Les pranayamas

Le prânayâma

Pour comprendre le sens du mot prânayâma, nous pouvons le diviser en trois parties.
Prâ signifie durable, constant.
Na exprime le mouvement.
Prâna peut être défini comme le mouvement durable et constant.
Et enfin yama qui signifie maîtriser.

Prânayâma est la maîtrise et l’allongement du souffle.
Il est la quatrième étape, qui vient après l’âsana selon la codification du yoga de Patanjali.
Il est cité dans les Yoga-sutra II-49:
“ Ceci étant accompli (l’âsana), on expérimente le prânayâma qui est l’arrêt des perturbations de la respiration.”

Dans le Hatha Yoga Pradîpikâ il est dit: « Et maintenant, lorsque la posture est fermement établie, le yogi, maître de lui-même en prenant une alimentation salutaire et modérée, doit se consacrer aux prânayâmas selon la voie enseignée par son guru. »

Une légende dit qu’il est donné, à la naissance, un certain nombre de respirations.
Allonger le souffle permettrait donc de diminuer le nombre de respirations et d’augmenter l’espérance de vie…
La pratique des prânayâmas permet d’utiliser l’ensemble de l’appareil respiratoire et influent sur la santé physique du corps.
Par la maîtrise du souffle nous avons la possibilité d’agir sur son amplitude et sur la fréquence de la respiration.
Une respiration ample, régulière et généreuse, permet de bien oxygéner les poumons, d’augmenter le temps d’échange au niveau des alvéoles pulmonaires, le cœur est mieux oxygéné et le rythme cardiaque ralentit.
Nos
systèmes nerveux, sympathique et parasympathique, s’équilibrent. 

Par une expiration prolongée il y a une compression des poumons à leur maximum, qui va permettre de vider complètement les alvéoles pulmonaires du gaz carbonique pour qu’elles se remplissent, à l’inspiration, d’un maximum d’air régénéré, le corps dans son ensemble est ainsi vivifié.

Dans la philosophie Hindoue, le prâna est bien plus que le souffle:Il s’agit de l’énergie vitale qui est un des constituants essentiels du cosmos, qui sous‐tend et nourrit chaque manifestation, les êtres vivants comme les objets inanimés.
Il est une énergie subtile qui est contenue dans l’air, dans l’oxygène, mais il n’est l’air, il n’est pas l’oxygène.
Il est la source de toute vie, un principe vital.
Cette énergie alimente toutes les cellules et les molécules.
Comme l’oxygène qui est transporté par le sang dans toutes les parties du corps qu’il construit et restaure, le prâna est, transformé par les centres énergétiques que l’on nomme les chakras et transporté, à travers des nadis, vers les différents plans du corps.

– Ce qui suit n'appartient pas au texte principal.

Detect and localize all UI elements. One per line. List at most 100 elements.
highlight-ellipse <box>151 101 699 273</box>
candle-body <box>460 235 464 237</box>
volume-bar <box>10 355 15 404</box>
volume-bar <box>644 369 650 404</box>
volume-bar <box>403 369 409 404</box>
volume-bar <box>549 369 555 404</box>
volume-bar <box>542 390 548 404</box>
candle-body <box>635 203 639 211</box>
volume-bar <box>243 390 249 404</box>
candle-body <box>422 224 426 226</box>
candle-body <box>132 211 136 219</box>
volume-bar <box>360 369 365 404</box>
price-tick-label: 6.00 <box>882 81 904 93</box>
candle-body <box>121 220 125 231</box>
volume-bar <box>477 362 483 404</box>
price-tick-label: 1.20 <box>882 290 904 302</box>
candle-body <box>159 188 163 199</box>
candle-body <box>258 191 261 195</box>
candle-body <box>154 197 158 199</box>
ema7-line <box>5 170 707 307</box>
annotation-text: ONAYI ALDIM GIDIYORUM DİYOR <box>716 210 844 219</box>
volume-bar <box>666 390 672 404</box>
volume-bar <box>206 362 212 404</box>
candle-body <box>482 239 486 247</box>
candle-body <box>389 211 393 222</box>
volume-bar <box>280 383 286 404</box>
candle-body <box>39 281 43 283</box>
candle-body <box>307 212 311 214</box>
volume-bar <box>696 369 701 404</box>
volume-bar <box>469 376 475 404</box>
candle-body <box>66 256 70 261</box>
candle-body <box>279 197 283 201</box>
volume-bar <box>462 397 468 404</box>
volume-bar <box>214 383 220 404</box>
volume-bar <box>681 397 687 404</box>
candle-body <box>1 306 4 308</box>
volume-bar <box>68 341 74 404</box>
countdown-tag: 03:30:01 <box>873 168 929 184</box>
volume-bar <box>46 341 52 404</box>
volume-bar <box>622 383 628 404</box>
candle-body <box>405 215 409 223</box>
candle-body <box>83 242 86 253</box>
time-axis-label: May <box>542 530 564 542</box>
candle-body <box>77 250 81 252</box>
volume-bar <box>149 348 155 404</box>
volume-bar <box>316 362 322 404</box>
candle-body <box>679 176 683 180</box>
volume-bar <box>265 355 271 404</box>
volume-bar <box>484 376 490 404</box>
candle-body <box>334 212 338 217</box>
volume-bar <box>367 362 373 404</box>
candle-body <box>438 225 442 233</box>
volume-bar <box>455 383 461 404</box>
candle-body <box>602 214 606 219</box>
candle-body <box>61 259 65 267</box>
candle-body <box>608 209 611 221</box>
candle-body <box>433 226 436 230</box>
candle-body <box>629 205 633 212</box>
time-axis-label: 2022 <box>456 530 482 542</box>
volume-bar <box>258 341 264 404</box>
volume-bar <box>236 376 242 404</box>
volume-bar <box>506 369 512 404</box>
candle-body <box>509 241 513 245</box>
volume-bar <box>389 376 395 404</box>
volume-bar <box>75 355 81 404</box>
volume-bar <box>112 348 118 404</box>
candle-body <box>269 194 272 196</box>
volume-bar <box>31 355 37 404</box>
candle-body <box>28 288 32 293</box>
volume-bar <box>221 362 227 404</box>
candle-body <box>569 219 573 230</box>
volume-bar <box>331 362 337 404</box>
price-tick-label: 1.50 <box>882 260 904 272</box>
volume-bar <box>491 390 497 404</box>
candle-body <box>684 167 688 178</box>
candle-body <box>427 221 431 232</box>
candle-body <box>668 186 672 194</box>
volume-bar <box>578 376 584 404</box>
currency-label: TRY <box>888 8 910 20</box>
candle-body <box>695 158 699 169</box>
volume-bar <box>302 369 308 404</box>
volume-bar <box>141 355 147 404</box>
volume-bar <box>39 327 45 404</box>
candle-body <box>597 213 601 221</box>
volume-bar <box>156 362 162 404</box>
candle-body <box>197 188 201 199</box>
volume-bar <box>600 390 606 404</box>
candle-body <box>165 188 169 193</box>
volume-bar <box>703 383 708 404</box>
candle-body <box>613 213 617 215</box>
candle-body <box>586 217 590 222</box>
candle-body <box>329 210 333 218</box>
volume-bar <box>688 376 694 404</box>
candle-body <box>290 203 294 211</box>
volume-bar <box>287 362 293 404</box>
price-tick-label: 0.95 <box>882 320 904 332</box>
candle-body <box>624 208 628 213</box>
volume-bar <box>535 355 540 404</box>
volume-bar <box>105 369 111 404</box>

Le prâna est surtout emmagasiné dans les région du cœur.
Plus il y d’absorption de prâna, plus l’énergie vitale est augmentée.
Si cette énergie est maîtrisée et dirigée correctement elle est bénéfique.
Si elle reste sur un plan ordinaire, elle est cause d’agitation, de stress, de peur et de la colère et développe ainsi toutes sortes de malaises et maladies.

Dans la Shiva- Gita ; qui est une partie de l’épopée du Ramayana; lorsque Rama est prit de douleur à cause de la disparition de Sita, enlevée par Ravana, le roi des démon Il est dit: « Que le véhicule du mental est le Prâna et que, par conséquent, le mental fonctionne quand le prâna est en action».

La régularisation du souffle aide à l’harmonisation et à obtenir la maîtrise et le calme du mental et de la même façon en maîtrisant le mental le prâna est aussi contrôlé.
Dans les techniques des prânayâmas la respiration se fait majoritairement par le nez.
La pratique repose sur la conscience d’un rythme respiratoire entre l’inspiration et l’expiration et aussi, par des pratiques plus avancées, sur les quatre temps du souffle: l’inspiration, puraka, la rétention poumons pleins, antar kumbhaka, l’expiration, rechaka et la rétention poumons vides, bahir kumbhaka.

Le rythme respiratoire doit être respecté, tout comme les âsana l’adepte doit être à l’écoute de ses limites et pratiquer la non-violence, ahimsa.
C’est enfin aussi à partir du souffle qu’il est possible de prendre connaissance de la juste posture.
Dans une posture de yoga, l’âsana est définie comme
«Sthira Sukham Asanam » YS II646, c’est à dire ferme, stable et confortable.
La respiration doit être calme, régulière et rythmée.
Si la respiration ne peut être définie par ces trois qualités, il n’y a plus d’unité et il s’agit d’un exercices physiques, nous ne sommes plus en yoga.